Mit (Sozial-)psychologie gegen die Abdankung der Gesellschaft
von Michael Höfler
– Während der Journalist Paul Mason („Postkapitalismus: Grundzüge einer kommenden Ökonomie“, diese Ausgabe) sich von der digitalen Vernetzung die Selbstzerstörung des Kapitalismus verspricht, sind für den Sozialpsychologen Harald Welzer die Smartphones und vernetzten Medien eine „Überwachungsmaschinerie“, welche die Demokratie aushöhle. Zu Zeiten der Industrialisierung habe der Mensch zur Disziplin gepeitscht werden müssen, heute liefere er sich völlig freiwillig aus, indem er seine Daten preisgebe, und, noch schlimmer, andere der „Ausgrenzungsgemeinschaft“ zum kollektiven Fraß vorwerfe. Aus der Digitalwelt sei beispielsweise ein Ratingsystem in China entstanden, das Nonkonforme und Nichtteilnehmer am „Hyperkonsum“ bestrafe und dabei perfiderweise das Verhalten der Freunde einbeziehe. Die entstehenden Datenmengen kosteten immense Summen an „Überwachungsenergie“ – gewonnen aus überwiegend fossilen, vergänglichen Stoffen. Letztlich führe die „Transparenzhölle“ schleichend in die Diktatur: „ Ich kann nur dann Bündnisse schließen, Strategien entwickeln, wenn es einen privaten Raum gibt, in den niemand Einblick hat“.

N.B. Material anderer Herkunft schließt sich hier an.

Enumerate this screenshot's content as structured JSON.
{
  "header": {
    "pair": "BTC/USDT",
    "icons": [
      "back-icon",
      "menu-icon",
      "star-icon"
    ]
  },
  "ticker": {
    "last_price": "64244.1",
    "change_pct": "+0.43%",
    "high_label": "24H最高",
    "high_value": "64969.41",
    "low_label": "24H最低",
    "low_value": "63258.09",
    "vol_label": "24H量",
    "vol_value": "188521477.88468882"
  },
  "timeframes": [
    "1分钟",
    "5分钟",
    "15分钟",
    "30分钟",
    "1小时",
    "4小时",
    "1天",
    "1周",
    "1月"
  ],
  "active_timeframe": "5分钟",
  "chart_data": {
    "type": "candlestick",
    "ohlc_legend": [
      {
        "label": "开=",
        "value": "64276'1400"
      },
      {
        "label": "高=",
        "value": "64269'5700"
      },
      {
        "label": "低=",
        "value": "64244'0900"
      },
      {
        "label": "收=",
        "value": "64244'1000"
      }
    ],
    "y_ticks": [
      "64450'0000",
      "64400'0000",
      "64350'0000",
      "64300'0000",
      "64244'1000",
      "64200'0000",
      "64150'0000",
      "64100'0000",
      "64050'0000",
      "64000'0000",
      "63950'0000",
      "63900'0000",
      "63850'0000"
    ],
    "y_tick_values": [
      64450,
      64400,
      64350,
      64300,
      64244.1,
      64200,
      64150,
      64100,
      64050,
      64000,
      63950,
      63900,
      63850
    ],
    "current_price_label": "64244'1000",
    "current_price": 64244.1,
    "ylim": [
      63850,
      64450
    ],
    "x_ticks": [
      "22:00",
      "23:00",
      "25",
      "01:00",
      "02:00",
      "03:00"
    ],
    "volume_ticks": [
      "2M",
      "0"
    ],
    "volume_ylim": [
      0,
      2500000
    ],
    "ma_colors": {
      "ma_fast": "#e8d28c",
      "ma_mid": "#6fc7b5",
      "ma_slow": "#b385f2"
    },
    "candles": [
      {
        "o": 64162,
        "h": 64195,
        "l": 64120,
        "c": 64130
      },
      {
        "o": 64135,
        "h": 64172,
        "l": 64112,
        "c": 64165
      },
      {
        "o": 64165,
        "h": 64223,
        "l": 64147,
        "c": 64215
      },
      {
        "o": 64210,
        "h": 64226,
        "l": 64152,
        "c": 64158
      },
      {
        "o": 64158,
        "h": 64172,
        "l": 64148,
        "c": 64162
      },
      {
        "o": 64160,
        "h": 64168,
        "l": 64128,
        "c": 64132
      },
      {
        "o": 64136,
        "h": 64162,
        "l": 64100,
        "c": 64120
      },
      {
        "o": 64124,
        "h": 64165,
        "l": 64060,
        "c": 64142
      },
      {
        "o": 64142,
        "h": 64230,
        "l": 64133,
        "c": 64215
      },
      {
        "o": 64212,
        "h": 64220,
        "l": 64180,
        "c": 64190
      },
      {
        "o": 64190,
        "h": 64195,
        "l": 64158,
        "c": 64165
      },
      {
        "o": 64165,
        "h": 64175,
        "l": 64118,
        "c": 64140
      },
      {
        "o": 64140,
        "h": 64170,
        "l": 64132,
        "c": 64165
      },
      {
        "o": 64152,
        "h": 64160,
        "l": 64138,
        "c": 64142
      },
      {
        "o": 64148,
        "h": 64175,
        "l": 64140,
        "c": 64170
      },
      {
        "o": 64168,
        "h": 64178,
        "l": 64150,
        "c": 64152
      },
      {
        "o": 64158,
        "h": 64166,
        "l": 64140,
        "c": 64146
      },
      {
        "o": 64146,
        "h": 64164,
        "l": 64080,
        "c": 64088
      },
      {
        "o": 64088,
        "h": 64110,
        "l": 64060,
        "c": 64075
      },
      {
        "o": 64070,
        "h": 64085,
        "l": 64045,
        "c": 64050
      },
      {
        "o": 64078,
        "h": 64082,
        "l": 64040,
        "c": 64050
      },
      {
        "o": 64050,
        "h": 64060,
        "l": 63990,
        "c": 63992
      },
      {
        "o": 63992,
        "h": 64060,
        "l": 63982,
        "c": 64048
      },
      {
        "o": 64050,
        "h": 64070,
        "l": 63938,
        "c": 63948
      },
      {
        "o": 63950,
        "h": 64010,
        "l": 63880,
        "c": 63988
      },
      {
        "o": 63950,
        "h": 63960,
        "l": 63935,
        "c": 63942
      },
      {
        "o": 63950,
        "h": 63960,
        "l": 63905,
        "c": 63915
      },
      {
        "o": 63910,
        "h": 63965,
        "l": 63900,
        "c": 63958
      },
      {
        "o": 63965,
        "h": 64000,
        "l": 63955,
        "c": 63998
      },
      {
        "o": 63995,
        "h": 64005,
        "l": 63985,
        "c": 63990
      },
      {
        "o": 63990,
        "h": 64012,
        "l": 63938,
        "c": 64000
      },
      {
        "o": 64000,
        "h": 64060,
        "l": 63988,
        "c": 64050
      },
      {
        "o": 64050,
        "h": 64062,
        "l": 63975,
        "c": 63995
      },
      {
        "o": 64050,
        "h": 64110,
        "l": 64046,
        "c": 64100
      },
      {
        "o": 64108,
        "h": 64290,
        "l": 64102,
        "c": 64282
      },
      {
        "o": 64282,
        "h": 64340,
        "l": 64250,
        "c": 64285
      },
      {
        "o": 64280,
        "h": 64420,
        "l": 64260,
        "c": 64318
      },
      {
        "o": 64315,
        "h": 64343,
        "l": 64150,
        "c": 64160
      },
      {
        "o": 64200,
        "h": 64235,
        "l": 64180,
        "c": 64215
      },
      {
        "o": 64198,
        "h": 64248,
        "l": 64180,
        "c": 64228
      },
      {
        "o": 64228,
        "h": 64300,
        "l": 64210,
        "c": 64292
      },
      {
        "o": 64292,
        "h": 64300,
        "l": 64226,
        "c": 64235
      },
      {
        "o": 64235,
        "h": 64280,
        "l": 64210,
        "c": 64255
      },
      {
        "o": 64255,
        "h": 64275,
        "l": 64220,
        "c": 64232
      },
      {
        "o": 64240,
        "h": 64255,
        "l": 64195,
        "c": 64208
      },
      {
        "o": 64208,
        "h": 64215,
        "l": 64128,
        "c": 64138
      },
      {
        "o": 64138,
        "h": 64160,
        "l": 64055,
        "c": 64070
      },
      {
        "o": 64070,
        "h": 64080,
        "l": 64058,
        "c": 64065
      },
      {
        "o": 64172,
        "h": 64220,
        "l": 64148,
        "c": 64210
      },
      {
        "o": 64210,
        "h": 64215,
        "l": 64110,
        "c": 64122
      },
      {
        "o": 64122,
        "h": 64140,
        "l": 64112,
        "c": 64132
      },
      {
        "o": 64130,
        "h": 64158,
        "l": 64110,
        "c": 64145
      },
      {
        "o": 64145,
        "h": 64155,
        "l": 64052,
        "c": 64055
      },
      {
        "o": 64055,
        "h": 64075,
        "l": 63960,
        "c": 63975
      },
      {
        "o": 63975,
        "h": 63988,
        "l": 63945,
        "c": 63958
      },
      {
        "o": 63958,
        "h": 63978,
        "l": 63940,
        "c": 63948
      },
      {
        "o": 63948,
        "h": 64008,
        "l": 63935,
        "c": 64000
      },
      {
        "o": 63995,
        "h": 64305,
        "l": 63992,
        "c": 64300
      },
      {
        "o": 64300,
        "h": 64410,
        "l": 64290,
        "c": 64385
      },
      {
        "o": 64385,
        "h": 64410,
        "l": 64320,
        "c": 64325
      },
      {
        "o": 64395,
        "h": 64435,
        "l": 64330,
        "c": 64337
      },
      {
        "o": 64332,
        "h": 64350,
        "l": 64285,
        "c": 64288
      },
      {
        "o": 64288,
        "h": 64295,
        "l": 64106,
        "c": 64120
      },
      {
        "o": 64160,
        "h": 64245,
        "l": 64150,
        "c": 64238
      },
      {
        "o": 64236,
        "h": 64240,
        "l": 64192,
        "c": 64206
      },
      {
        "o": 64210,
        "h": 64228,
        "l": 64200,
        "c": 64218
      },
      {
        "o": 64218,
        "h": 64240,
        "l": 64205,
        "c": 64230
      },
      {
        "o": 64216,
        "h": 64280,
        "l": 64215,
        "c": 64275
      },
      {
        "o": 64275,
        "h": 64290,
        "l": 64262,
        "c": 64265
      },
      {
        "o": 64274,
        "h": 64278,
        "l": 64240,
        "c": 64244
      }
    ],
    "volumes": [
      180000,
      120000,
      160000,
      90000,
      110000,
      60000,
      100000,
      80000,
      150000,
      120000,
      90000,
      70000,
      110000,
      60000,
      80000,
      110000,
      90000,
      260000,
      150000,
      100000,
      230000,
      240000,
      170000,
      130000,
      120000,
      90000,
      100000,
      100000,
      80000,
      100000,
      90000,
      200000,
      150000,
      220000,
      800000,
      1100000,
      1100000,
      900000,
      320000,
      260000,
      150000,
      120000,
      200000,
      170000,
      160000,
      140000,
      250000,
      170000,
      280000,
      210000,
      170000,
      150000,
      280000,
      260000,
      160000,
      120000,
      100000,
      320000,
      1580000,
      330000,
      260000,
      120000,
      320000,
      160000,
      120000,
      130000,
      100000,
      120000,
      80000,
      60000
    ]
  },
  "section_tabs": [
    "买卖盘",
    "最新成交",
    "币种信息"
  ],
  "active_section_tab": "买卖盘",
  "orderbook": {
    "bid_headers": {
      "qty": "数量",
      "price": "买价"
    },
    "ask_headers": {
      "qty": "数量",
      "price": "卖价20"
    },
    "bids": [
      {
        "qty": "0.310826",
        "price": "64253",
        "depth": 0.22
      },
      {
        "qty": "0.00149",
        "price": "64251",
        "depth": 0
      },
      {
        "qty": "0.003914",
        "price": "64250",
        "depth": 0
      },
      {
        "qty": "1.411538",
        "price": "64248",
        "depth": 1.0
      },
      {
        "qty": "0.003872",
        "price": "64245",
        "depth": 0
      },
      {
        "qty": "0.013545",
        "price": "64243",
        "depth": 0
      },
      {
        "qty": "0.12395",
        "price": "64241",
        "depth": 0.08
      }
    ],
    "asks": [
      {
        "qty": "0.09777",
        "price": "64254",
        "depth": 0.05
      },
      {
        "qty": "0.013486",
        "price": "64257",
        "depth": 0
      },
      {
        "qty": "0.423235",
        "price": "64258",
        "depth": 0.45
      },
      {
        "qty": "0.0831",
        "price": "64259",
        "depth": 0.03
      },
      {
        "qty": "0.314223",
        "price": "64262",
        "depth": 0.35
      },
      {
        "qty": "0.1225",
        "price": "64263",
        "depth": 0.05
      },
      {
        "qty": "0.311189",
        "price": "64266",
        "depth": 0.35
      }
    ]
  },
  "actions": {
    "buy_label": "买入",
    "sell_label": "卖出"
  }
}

Das Besondere an Welzer sind weniger seine mitunter nicht neuen Argumente. So war der Hauptgedanke der sich selbst entmündigenden Gesellschaft bereits ein Leitmotiv in „Blödmaschinen – die Fabrikation der Stupidität“ von Markus Metz und Georg Seeßlen (Suhrkamp, 2011). Dafür ist Welzer erstaunlicherweise der wohl einzige relevante deutsche Autor, der zur Erklärung der „multiplen Krisen“ (Welzer mit Claus Leggewie in „Das Ende der Welt, wie wir sie kannten“, S. Fischer, 2011) altbewährte psychologische Erkenntnisse heranzieht. So zerstöre die Datenspeicherungswut den psychologischen Nutzen des Vergessens. „Selbstzwang“ schaffe Distanz und Apathie gegenüber der Welt. Individualisierte Nachrichten verdrängten unerwünschte Meldungen, welche aber für die Persönlichkeitsbildung notwendig seien, weil Persönlichkeit erst durch Reibungspunkte und Widerwillen entstehe. „Verantwortungsdiffusion“ führe, wo sich viele die Verantwortung teilen, dazu, dass sich letztlich niemand mehr in der Pflicht fühle. Subjektive Wahrheiten verselbständigten sich: „Eine Weltsicht, eine Wahrnehmung kann so verzerrt, falsch, irre sein wie nur irgend denkbar, wenn jemand aufgrund einer solchen Wahrnehmung handelt, schafft er trotzdem Wirklichkeit.“ Und schließlich „shifting baselines“ zur Erklärung, warum wir all dies kaum bemerkten: „Menschen registrieren in sich wandelnden Umgebungen den Wandel nicht, weil sie ihre Wahrnehmungen permanent parallel zu den äußeren Veränderungen nachjustieren.“
Insgesamt liest sich „Die smarte Diktatur“ trotz des übergefälligen Titels so gut, weil Welzer eine feine Balance zwischen akademischer Fundierung, Anschaulichem und Leidenschaft findet. Dabei bringt er viele Themen zusammen, auch wenn dies manchmal zu Lasten der Tiefe seiner Argumente geht. Mit seinen Bonmots fast im Seitentakt spricht er dafür mehr Leser an als andere, die für die Rettung der Zivilisation schreiben. Und er weiß zu erklären, warum viele Formen von Protest nicht funktionieren, andere aber schon.
Harald Welter: Die smarte Diktatur. Der Angriff auf unsere Freiheit. S. Fischer: 2016. 320 S., 19,99€. eBook 18,99 Euro.